Scandale: accueillir sa famille chez soi interdit aux pauvres!

Une connaissance a écrit le message suivant pour faire connaître le calvaire que vit une future mère souhaitant simplement organiser l'arrivée du bébé avec l'aide de sa famille. Ce récit hallucinant inquiète en raison des barrières juridiques inadmissibles opposées aux personnes qui ont des revenus modestes. 

 

La retranscription de ce message dans ce blog a été réalisée avec son accord.

 

Un scandale,

comme quoi à Genève les pauvres n'ont vraiment pas les mêmes droits que les autres :

une amie à moi, enceinte, qui veut faire venir un membre de sa famille du pays pour l'aider quand le bébé va arriver, ne peut pas faire d'invitation à un membre de sa famille, car en tant qu'aide soignante elle ne gagne pas
60 000 CHF par année.

Personne dans son entourage ne peut l'aider pour sa demande car ses amies sont soit domiciliées en dehors du canton de Genève, donc ne peuvent pas se porter garantes, soit elles gagnent elles aussi moins que
60 000 CHF par année.

Ce qui fait quand même 5000.- par mois! Ce n'est pas donné à tout le monde de gagner 5000.- par mois. Surtout pas aux femmes migrantes.

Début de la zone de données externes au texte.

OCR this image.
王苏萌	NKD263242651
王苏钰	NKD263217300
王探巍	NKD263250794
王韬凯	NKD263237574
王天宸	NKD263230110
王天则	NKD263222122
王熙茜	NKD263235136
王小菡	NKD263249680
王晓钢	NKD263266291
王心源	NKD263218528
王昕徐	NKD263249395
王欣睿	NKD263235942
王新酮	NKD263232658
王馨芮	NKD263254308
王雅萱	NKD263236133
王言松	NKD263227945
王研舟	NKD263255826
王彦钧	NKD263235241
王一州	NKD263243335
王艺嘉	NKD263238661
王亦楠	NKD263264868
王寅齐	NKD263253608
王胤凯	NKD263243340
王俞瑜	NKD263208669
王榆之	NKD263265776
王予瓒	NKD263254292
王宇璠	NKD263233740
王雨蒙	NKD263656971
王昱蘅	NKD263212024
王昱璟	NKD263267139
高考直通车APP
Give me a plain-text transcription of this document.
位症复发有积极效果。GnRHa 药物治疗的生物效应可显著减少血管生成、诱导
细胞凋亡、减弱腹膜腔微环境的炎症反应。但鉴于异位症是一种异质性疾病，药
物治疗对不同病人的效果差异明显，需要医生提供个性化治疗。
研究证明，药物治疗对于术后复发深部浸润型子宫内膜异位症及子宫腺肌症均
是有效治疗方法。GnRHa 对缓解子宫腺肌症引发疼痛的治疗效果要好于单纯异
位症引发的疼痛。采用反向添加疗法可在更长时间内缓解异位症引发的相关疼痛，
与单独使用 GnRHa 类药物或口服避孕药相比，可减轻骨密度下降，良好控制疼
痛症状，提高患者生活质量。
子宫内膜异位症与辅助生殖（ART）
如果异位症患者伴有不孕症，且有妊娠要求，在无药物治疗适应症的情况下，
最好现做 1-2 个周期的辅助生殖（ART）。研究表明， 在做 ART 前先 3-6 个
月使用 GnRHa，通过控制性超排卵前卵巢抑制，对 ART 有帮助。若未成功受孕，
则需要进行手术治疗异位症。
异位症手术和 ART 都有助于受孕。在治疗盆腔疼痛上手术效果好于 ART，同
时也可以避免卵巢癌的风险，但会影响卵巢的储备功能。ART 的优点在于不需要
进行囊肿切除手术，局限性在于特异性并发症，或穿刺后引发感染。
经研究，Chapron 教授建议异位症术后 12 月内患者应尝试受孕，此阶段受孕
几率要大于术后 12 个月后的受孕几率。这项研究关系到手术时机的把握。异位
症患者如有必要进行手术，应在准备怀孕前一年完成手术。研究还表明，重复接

Je suis vraiment dépitée pour elle. Dépitée de me rendre compte que parce qu'une personne est pauvre elle ne peut pas simplement pas recevoir un membre de sa famille chez elle.

De plus, il y'a une volonté claire de la maintenir dans la pauvreté alors qu'elle travaille 32 heures par semaine dans un EMS en tant qu'aide soignante. Comme beaucoup de femmes migrantes qui travaillent pour 3 clous dans l'économie domestique et dans les EMS. Pour prendre soin des personnes âgées avec des horaires coupés, irréguliers, les week ends, et jours fériés... Pour gagner un salaire minable avec une classe de salaire 6!!

C'est scandaleux de ne pas lui permettre d'inviter une soeur ou un frère ou une mère, une cousine, alors qu'elle ne bénéficie d'aucune aide sociale, qu'elle n'a jamais commis aucun délit, qu'elle a un logement et un contrat de travail à durée indéterminée. Elle n'a aucun membre de sa famille à Genève pour l'aider à accueillir son bébé qui va arriver. Franchement en tant que Suisse et genevoise, j'ai honte.